2. Requisites Statement Entry level course. Topics covered will span entry-level, intermediate, and advanced topics in epidemiology.
3. Course Objectives
1. Explore methodologic and data source considerations of research involving medical devices and combination products 2. Recount real-world examples of medical device epidemiology, in the context of comparative effectiveness research 3. Examine the dynamic regulatory environment for medical devices and how it differs from medications 4. Discuss the science of patient input in medical device research 5. Learn about real-world medical devices and combination products in an interactive forum
4. Syllabus Outline
Topics: 1. Overview of medical device epidemiology study design and methods Students will be introduced to the language and regulation of medical devices and combination products. Discussion will include conceptual methods and study designs applicable to medical device epidemiology, including identification of exposures, comparators, and outcomes; assessing provider effects and learning curves; and biases specific to epidemiology of medical devices. Emphasis will be placed on regulatory studies related to the role of epidemiologists.

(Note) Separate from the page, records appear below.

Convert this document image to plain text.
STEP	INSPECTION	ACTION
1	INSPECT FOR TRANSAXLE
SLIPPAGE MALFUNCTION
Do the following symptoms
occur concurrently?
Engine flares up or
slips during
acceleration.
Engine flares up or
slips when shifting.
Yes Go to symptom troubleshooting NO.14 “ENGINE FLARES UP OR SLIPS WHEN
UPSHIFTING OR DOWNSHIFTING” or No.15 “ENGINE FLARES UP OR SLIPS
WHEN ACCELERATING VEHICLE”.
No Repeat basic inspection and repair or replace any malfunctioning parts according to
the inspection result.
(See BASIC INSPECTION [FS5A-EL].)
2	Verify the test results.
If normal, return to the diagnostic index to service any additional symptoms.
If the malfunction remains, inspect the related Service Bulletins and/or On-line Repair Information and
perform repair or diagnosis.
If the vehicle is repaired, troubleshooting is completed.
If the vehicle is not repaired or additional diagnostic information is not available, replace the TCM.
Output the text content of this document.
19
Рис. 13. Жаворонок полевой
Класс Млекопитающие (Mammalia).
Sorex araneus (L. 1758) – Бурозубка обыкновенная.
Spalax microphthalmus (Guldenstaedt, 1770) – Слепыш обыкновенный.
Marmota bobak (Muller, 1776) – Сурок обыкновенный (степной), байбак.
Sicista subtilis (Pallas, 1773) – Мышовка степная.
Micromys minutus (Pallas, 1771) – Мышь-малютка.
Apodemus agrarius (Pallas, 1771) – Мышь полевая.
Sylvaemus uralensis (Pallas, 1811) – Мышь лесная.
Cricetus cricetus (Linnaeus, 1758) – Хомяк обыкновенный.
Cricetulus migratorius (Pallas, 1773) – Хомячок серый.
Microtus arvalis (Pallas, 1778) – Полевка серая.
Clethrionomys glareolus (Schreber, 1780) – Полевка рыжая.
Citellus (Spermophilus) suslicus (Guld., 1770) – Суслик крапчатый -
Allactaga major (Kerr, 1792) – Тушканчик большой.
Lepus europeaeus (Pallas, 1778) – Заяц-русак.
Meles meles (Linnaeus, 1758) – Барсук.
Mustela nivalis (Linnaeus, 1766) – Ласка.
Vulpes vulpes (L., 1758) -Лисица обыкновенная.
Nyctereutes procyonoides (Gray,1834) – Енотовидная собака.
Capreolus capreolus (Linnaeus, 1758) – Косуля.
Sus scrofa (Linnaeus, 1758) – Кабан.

2. Examples in medical device epidemiology Students will learn about the practicalities of designing studies, using RWE from diagnostics and patient-generated data, and implementing analyses in medical device epidemiology. Case examples will be presented related to novel COVID-19 diagnostics, injury prevention, and orthopedic devices.

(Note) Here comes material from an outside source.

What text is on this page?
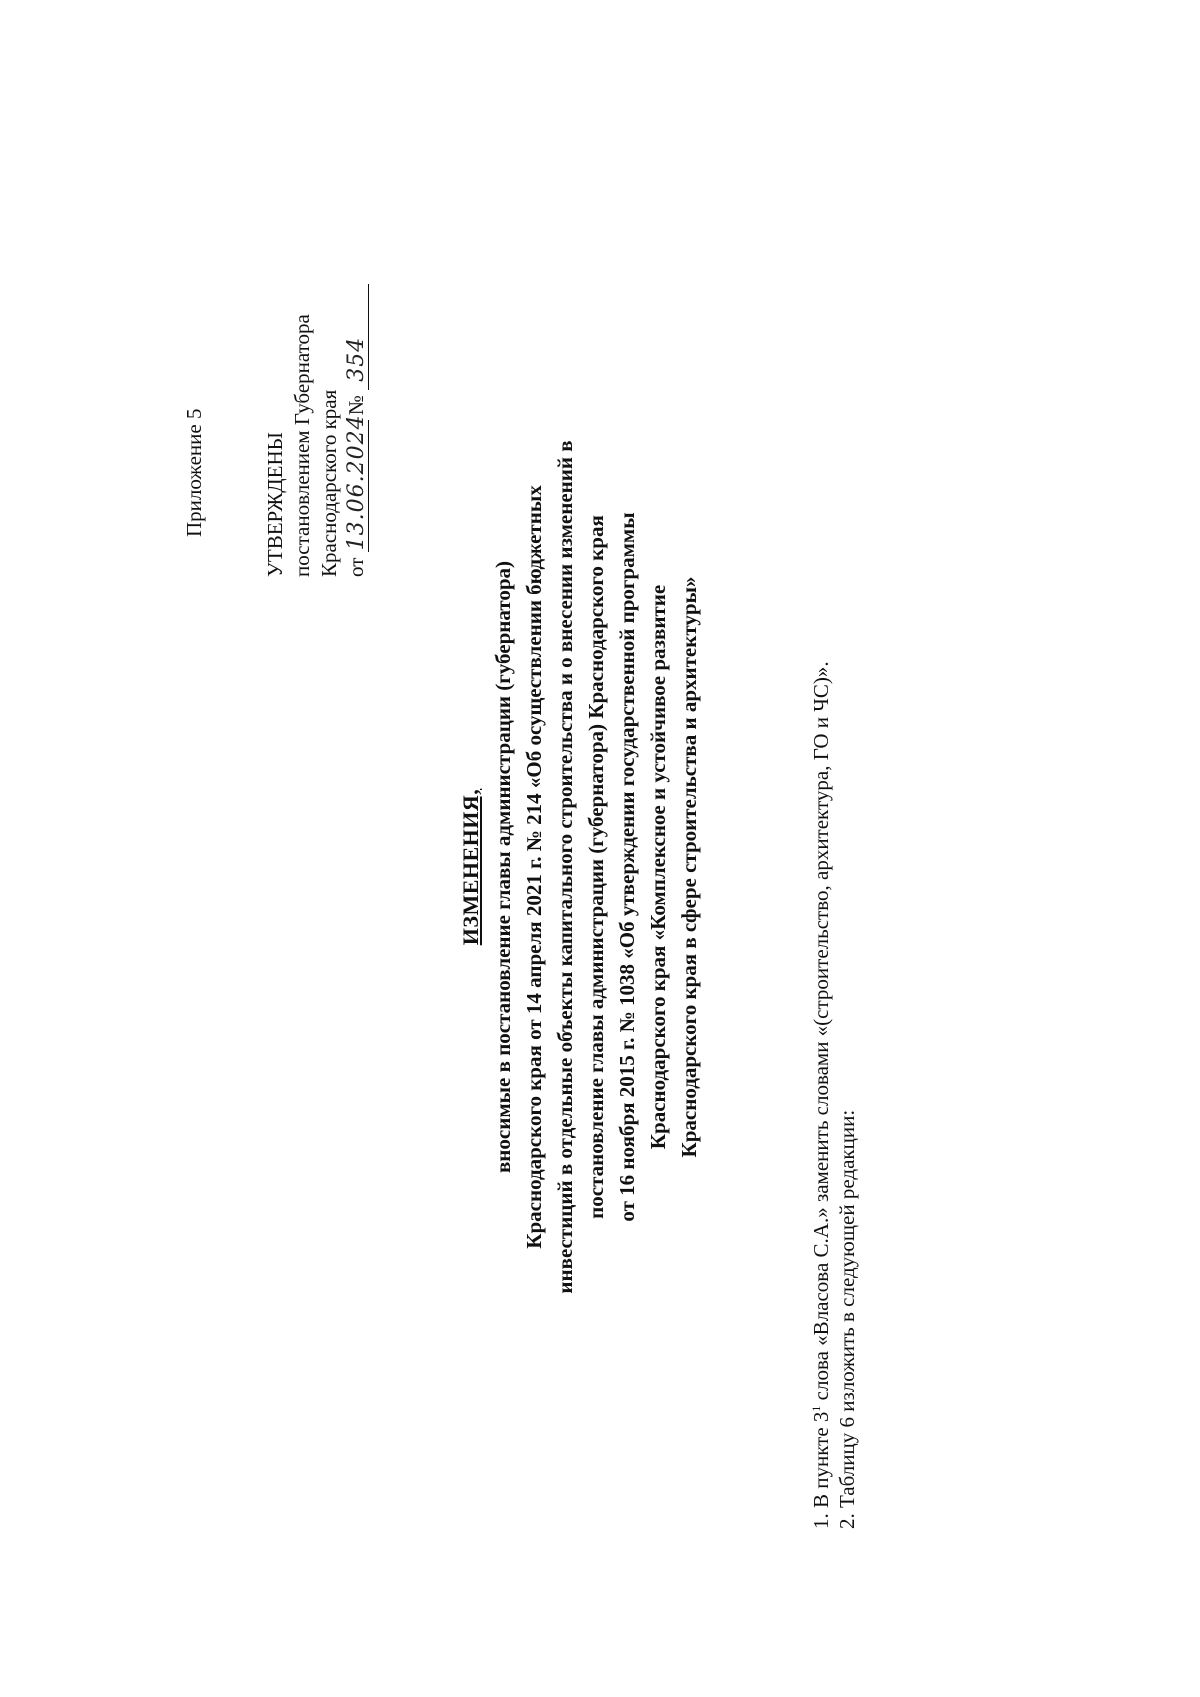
Приложение 5	УТВЕРЖДЕНЫ постановлением Губернатора Краснодарского края от 13.06.2024 № 354
ИЗМЕНЕНИЯ, вносимые в постановление главы администрации (губернатора) Краснодарского края от 14 апреля 2021 г. № 214 «Об осуществлении бюджетных инвестиций в отдельные объекты капитального строительства и о внесении изменений в постановление главы администрации (губернатора) Краснодарского края от 16 ноября 2015 г. № 1038 «Об утверждении государственной программы Краснодарского края «Комплексное и устойчивое развитие Краснодарского края в сфере строительства и архитектуры»
1. В пункте $3^1$ слова «Власова С.А.» заменить словами «(строительство, архитектура, ГО и ЧС)». 2. Таблицу 6 изложить в следующей редакции:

3. Recent advances in medical device real-world evidence methods Students will be introduced to current challenges and recent enhancements to evaluating real-world evidence and differences between the epidemiologic study of medicines and devices. Specific examples of medical device surveillance and leveraging available data to better understand safety and effectiveness of therapeutic and diagnostic medical devices will be provided.
4. Future of medical device epidemiology Students will hear about cutting-edge study design and analysis needed to address safety and effectiveness research questions related to state-of-the art novel medical devices (e.g., robotic surgery). Additionally, students will learn about needs for the future and what epidemiologists should be learning today to be successful medical device real-world evidence researchers tomorrow.
5. Design a study Interactive group discussion of topics to be considered when designing a medical device epidemiology study.